Leonard Blavatnik, an American industrialist, has committed £75 million to set up the school and is already considering making additional donations.
The university itself has made £26 million available to help establish the new Blavatnik School of Government, which will support 40 academic posts at Oxford.
The school’s first students will enrol in 2012, with 120 eventually studying at the centre. Teaching will be undertaken not only by in-house academics but also by world leaders in business, education and government.
The university said the school will “train outstanding graduates from across the world in the skills and responsibilities of government”.
The Blavatnik School will offer a new master’s degree in government, which will cover the humanities, social sciences, law, technology, health, finance, energy and security policy. A search for the institution’s first dean is already under way.
Andrew Hamilton, vice-chancellor of Oxford, said the new school marked a “huge milestone” for the university.
“It will give tomorrow’s leaders the best of Oxford’s traditional strengths alongside new and practical ways of understanding and addressing the challenges of good governance.”
He said it would also go some way to “correct the imbalance” caused by the majority of international schools of government being located within the US.

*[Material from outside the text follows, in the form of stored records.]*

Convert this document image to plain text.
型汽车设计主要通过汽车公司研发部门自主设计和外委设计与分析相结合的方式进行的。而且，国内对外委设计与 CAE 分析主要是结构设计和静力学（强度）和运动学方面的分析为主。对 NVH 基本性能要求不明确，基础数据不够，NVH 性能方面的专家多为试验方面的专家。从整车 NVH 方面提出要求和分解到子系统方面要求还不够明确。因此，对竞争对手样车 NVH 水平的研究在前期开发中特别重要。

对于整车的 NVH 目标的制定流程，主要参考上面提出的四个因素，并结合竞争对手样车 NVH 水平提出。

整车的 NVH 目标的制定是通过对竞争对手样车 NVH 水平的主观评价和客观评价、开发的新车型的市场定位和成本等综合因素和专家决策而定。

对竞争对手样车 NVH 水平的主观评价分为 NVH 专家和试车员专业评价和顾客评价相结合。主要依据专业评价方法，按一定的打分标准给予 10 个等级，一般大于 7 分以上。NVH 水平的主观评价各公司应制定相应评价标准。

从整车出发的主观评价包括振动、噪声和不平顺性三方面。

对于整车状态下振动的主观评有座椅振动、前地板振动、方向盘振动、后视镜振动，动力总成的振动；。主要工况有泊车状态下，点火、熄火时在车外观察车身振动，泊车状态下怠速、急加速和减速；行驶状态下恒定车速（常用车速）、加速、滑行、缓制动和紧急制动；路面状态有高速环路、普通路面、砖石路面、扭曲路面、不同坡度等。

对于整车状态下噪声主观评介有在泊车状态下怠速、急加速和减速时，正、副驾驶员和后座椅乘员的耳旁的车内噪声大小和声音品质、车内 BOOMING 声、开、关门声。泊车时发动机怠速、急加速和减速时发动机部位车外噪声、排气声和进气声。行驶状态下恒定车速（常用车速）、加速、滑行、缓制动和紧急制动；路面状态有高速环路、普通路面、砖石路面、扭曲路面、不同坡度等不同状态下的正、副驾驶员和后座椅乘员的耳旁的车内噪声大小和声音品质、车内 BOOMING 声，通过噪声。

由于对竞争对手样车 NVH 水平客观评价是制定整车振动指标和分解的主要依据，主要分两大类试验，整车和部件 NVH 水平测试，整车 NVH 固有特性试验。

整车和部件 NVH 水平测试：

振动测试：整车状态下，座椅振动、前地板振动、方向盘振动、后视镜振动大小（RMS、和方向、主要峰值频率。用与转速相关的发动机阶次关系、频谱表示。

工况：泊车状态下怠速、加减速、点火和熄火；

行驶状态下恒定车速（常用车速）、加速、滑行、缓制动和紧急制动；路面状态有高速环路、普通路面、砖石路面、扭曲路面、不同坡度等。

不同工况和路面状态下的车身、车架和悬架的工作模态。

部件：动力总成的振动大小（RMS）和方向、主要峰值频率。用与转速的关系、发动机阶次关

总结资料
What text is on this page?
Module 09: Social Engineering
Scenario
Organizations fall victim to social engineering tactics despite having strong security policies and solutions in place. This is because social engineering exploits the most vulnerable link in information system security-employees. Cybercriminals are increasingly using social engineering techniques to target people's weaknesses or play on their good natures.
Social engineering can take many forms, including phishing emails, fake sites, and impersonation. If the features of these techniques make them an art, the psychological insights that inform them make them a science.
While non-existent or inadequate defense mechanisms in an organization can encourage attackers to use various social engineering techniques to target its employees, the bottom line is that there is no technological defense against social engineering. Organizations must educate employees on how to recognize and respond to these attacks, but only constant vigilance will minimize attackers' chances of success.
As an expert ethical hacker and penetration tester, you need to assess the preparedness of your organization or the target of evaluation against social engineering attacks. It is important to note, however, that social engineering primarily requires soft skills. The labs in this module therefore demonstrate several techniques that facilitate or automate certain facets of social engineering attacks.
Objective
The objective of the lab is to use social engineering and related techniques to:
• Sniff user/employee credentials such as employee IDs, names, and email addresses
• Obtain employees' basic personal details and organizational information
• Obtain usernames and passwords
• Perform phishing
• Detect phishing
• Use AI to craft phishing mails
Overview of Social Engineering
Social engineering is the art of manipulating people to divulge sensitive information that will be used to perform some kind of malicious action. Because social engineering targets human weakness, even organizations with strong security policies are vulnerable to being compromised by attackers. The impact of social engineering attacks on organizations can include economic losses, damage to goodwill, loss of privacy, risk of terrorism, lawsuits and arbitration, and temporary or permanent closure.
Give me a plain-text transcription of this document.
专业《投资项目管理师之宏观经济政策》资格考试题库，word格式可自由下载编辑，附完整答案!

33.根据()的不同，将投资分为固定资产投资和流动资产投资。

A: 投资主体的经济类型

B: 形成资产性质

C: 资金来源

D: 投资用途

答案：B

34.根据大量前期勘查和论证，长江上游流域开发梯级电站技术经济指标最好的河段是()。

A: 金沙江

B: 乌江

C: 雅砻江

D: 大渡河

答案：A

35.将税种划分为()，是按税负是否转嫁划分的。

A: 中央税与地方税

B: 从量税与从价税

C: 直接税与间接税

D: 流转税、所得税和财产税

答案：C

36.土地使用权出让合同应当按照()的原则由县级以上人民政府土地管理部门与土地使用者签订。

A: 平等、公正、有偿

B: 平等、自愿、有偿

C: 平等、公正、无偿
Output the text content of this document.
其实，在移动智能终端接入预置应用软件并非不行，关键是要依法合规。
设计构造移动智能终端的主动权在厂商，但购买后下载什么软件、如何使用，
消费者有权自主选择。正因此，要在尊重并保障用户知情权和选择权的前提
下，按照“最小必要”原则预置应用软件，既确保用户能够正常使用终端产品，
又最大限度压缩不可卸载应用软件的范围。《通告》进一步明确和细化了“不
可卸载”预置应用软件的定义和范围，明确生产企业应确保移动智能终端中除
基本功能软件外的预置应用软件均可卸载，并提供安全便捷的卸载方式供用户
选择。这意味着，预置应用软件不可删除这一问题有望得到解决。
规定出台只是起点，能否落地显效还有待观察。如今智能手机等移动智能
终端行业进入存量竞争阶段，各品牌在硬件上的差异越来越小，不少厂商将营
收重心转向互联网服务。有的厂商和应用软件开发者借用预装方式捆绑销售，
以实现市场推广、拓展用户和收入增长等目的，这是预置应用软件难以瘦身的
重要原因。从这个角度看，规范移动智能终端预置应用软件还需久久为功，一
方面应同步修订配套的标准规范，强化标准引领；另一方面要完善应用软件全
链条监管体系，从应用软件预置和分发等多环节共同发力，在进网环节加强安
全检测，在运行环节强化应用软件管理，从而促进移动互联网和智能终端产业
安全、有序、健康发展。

World leaders have offered their support for the venture. David Cameron, the British prime minister, said Mr Blavatnik’s major donation marked “a very generous act of philanthropy” to the higher education sector.
Bill Clinton, the former US president, said: “It was at Oxford that the link between smoking and cancer was discovered. Oxford scientists pioneered techniques which enabled us to understand the role greenhouse gases play in climate change. I am confident that Oxford’s Blavatnik School will bring such groundbreaking research closer to the heart of public policy.”